Der Kirchenkreis Saar-Ost pflegt seit 35 Jahren eine Partnerschaft mit Ruanda. Persönliche Kontakte und gemeinsame Projekte wurden im Lauf der Jahre aufgebaut. Dazu gehört auch ein Schulpatenschafts-Programm.

 Das PAFO-Partnerschaftsprogramm ermöglicht vielen Kindern und Jugendlichen eine Schulausbildung.

Das PAFO-Partnerschaftsprogramm ermöglicht vielen Kindern und Jugendlichen eine Schulausbildung.

Foto: Rüdiger Burkart

Die Partnerschaft zwischen dem Kirchenkreis Saar-Ost (früher Ottweiler) und der Diözese Butare der Anglikanischen Kirche besteht offiziell seit dem Jahr 1987. Inhalt der Partnerschaft sind die Teilnahme an der Lebenswirklichkeit der Partner, gegenseitige Fürbitte und gemeinsame Projekte. Ein wichtiger Punkt sind dabei persönliche Kontakte, die im Rahmen von Besuchen von Delegationen und beispielsweise Jugendtreffen realisiert wurden.

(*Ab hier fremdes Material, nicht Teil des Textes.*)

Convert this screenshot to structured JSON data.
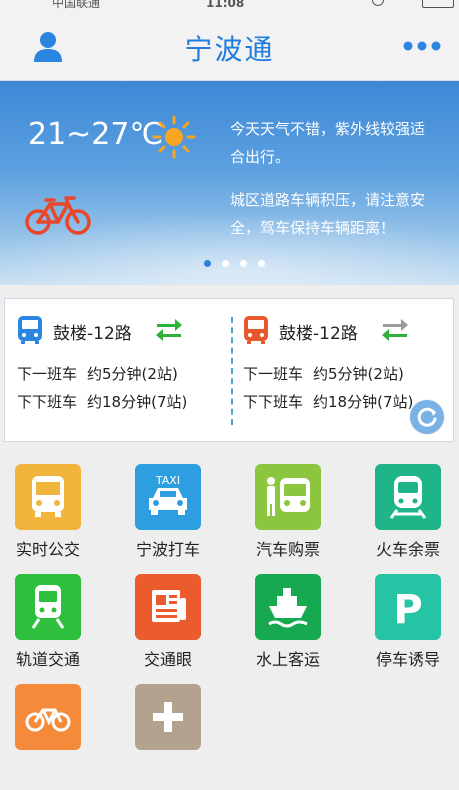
{
  "status": {
    "carrier": "中国联通",
    "time": "11:08"
  },
  "header": {
    "title": "宁波通"
  },
  "banner": {
    "temperature": "21~27℃",
    "message1": "今天天气不错，紫外线较强适合出行。",
    "message2": "城区道路车辆积压，请注意安全，驾车保持车辆距离！",
    "page_count": 4,
    "active_page": 1
  },
  "bus": {
    "left": {
      "route": "鼓楼-12路",
      "next_label": "下一班车",
      "next_value": "约5分钟(2站)",
      "after_label": "下下班车",
      "after_value": "约18分钟(7站)"
    },
    "right": {
      "route": "鼓楼-12路",
      "next_label": "下一班车",
      "next_value": "约5分钟(2站)",
      "after_label": "下下班车",
      "after_value": "约18分钟(7站)"
    }
  },
  "services": [
    {
      "label": "实时公交",
      "color": "#f1b43c",
      "icon": "bus-icon"
    },
    {
      "label": "宁波打车",
      "color": "#2d9fe0",
      "icon": "taxi-icon",
      "badge": "TAXI"
    },
    {
      "label": "汽车购票",
      "color": "#8cc63f",
      "icon": "coach-ticket-icon"
    },
    {
      "label": "火车余票",
      "color": "#1fb589",
      "icon": "train-icon"
    },
    {
      "label": "轨道交通",
      "color": "#2fbf3e",
      "icon": "metro-icon"
    },
    {
      "label": "交通眼",
      "color": "#ea5b2e",
      "icon": "newspaper-icon"
    },
    {
      "label": "水上客运",
      "color": "#17a94f",
      "icon": "ship-icon"
    },
    {
      "label": "停车诱导",
      "color": "#25c4a4",
      "icon": "parking-icon",
      "badge": "P"
    },
    {
      "label": "",
      "color": "#f58b3a",
      "icon": "bicycle-icon"
    },
    {
      "label": "",
      "color": "#b3a28d",
      "icon": "add-icon"
    }
  ]
}
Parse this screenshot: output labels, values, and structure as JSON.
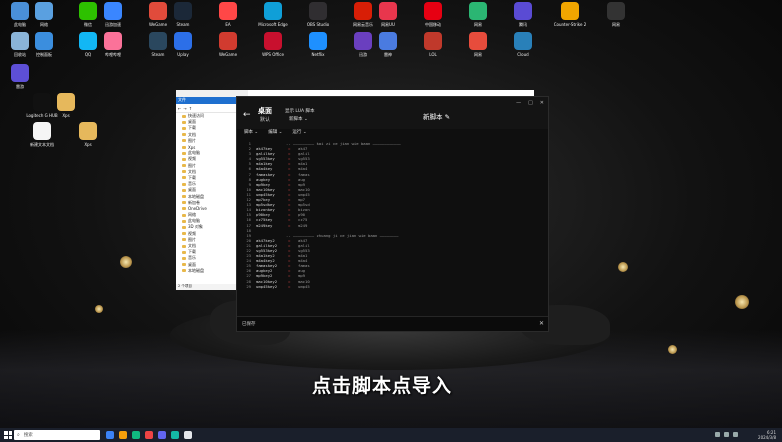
{
  "desktop_icons": [
    {
      "label": "此电脑",
      "color": "#4a90d9"
    },
    {
      "label": "网络",
      "color": "#5aa0e0"
    },
    {
      "label": "微信",
      "color": "#2dc100"
    },
    {
      "label": "迅游加速",
      "color": "#3a86ff"
    },
    {
      "label": "WeGame",
      "color": "#e14b3b"
    },
    {
      "label": "Steam",
      "color": "#1b2838"
    },
    {
      "label": "EA",
      "color": "#ff4747"
    },
    {
      "label": "Microsoft Edge",
      "color": "#0f9fd8"
    },
    {
      "label": "OBS Studio",
      "color": "#302e31"
    },
    {
      "label": "网易云音乐",
      "color": "#d81e06"
    },
    {
      "label": "网易UU",
      "color": "#e8364d"
    },
    {
      "label": "中国移动",
      "color": "#e60012"
    },
    {
      "label": "网易",
      "color": "#2bb673"
    },
    {
      "label": "腾讯",
      "color": "#5a4bd4"
    },
    {
      "label": "Counter-Strike 2",
      "color": "#f0a500"
    },
    {
      "label": "网易",
      "color": "#333333"
    },
    {
      "label": "回收站",
      "color": "#8ab4d8"
    },
    {
      "label": "控制面板",
      "color": "#3b8ede"
    },
    {
      "label": "QQ",
      "color": "#12b7f5"
    },
    {
      "label": "哔哩哔哩",
      "color": "#fb7299"
    },
    {
      "label": "Steam",
      "color": "#2a475e"
    },
    {
      "label": "Uplay",
      "color": "#2c6fe8"
    },
    {
      "label": "WeGame",
      "color": "#d13b2f"
    },
    {
      "label": "WPS Office",
      "color": "#c8102e"
    },
    {
      "label": "Netflix",
      "color": "#1e90ff"
    },
    {
      "label": "迅游",
      "color": "#6a3fbf"
    },
    {
      "label": "雷神",
      "color": "#4a7be0"
    },
    {
      "label": "LOL",
      "color": "#c0392b"
    },
    {
      "label": "网易",
      "color": "#e74c3c"
    },
    {
      "label": "Cloud",
      "color": "#2980b9"
    },
    {
      "label": "雷游",
      "color": "#5d4fd6"
    },
    {
      "label": "Logitech G HUB",
      "color": "#111111"
    },
    {
      "label": "Xps",
      "color": "#e6b85c"
    },
    {
      "label": "新建文本文档",
      "color": "#f5f5f5"
    },
    {
      "label": "Xps",
      "color": "#e6b85c"
    },
    {
      "label": "文件夹",
      "color": "#e6b85c"
    }
  ],
  "explorer": {
    "ribbon_tab": "文件",
    "items": [
      "快速访问",
      "桌面",
      "下载",
      "文档",
      "图片",
      "Xps",
      "此电脑",
      "视频",
      "图片",
      "文档",
      "下载",
      "音乐",
      "桌面",
      "本地磁盘",
      "新加卷",
      "OneDrive",
      "网络",
      "此电脑",
      "3D 对象",
      "视频",
      "图片",
      "文档",
      "下载",
      "音乐",
      "桌面",
      "本地磁盘",
      "新加卷"
    ],
    "status": "2 个项目"
  },
  "editor": {
    "title": "桌面",
    "subtitle": "默认",
    "tag": "显示 LUA 脚本",
    "dropdown": "新脚本",
    "new_script": "新脚本",
    "menu": [
      "脚本",
      "编辑",
      "运行"
    ],
    "section1": "-- ————————— kai zi ce jian wie baan ————————————",
    "section2": "-- ————————— zhuang ji ce jian wie baan ————————",
    "lines": [
      {
        "n": "1",
        "k": "",
        "v": "",
        "c": "section1"
      },
      {
        "n": "2",
        "k": "ak47key",
        "v": "ak47"
      },
      {
        "n": "3",
        "k": "galilkey",
        "v": "galil"
      },
      {
        "n": "4",
        "k": "sg553key",
        "v": "sg553"
      },
      {
        "n": "5",
        "k": "m4a1key",
        "v": "m4a1"
      },
      {
        "n": "6",
        "k": "m4a4key",
        "v": "m4a4"
      },
      {
        "n": "7",
        "k": "famaskey",
        "v": "famas"
      },
      {
        "n": "8",
        "k": "augkey",
        "v": "aug"
      },
      {
        "n": "9",
        "k": "mp9key",
        "v": "mp9"
      },
      {
        "n": "10",
        "k": "mac10key",
        "v": "mac10"
      },
      {
        "n": "11",
        "k": "ump45key",
        "v": "ump45"
      },
      {
        "n": "12",
        "k": "mp7key",
        "v": "mp7"
      },
      {
        "n": "13",
        "k": "mp5sdkey",
        "v": "mp5sd"
      },
      {
        "n": "14",
        "k": "bizonkey",
        "v": "bizon"
      },
      {
        "n": "15",
        "k": "p90key",
        "v": "p90"
      },
      {
        "n": "16",
        "k": "cz75key",
        "v": "cz75"
      },
      {
        "n": "17",
        "k": "m249key",
        "v": "m249"
      },
      {
        "n": "18",
        "k": "",
        "v": ""
      },
      {
        "n": "19",
        "k": "",
        "v": "",
        "c": "section2"
      },
      {
        "n": "20",
        "k": "ak47key2",
        "v": "ak47"
      },
      {
        "n": "21",
        "k": "galilkey2",
        "v": "galil"
      },
      {
        "n": "22",
        "k": "sg553key2",
        "v": "sg553"
      },
      {
        "n": "23",
        "k": "m4a1key2",
        "v": "m4a1"
      },
      {
        "n": "24",
        "k": "m4a4key2",
        "v": "m4a4"
      },
      {
        "n": "25",
        "k": "famaskey2",
        "v": "famas"
      },
      {
        "n": "26",
        "k": "augkey2",
        "v": "aug"
      },
      {
        "n": "27",
        "k": "mp9key2",
        "v": "mp9"
      },
      {
        "n": "28",
        "k": "mac10key2",
        "v": "mac10"
      },
      {
        "n": "29",
        "k": "ump45key2",
        "v": "ump45"
      }
    ],
    "footer": "已保存"
  },
  "caption": "点击脚本点导入",
  "taskbar": {
    "search_placeholder": "搜索",
    "time": "6:21",
    "date": "2024/3/8",
    "apps": [
      "#3b82f6",
      "#f59e0b",
      "#10b981",
      "#ef4444",
      "#6366f1",
      "#14b8a6",
      "#e5e7eb"
    ]
  }
}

„Diese persönlichen Beziehungen erfüllen unsere Partnerschaft mit Lebendigkeit. „Zu unserem Leidwesen wurden diese Begegnungen in der Zeit vor und während des Genozides im Jahr 1994 und auch noch danach aus Sicherheitsgründen unmöglich“, so Rüdiger Burkart, Vorsitzender des Partnerschaftsausschusses.

Im Jahr 1994 ereignete sich in dem ostafrikanischen Land ein Genozid, der in einem Zeitraum von drei Monaten mehr als 800 000 Opfer forderte. Eine dreiköpfige Delegation des Kirchenkreises (Tilman Goedeking, Klaus Heinz und Fritz Werner), die zum Jahreswechsel 1996/1997 Ruanda bereiste, berichtete voller Entsetzen von den im ganzen Land vorzufindenden Genozid-Gedenkstätten mit Massengräbern und einer zerstörten Infrastruktur; die Besucher waren aber auch erschrocken über die Unzahl von jugendlichen Waisen aller Altersgruppen, die auf der Straße lebten - 7000 Kinder sollen auf der Straße gelebt haben. Darüber hinaus lebten elternlose Kinder in Kinderfamilien, in denen die Ältesten die Verantwortung übernahmen. Laut Unicef bestanden in Ruanda 40 000 solcher Kinderhaushalte mit 100 000 Minderjährigen.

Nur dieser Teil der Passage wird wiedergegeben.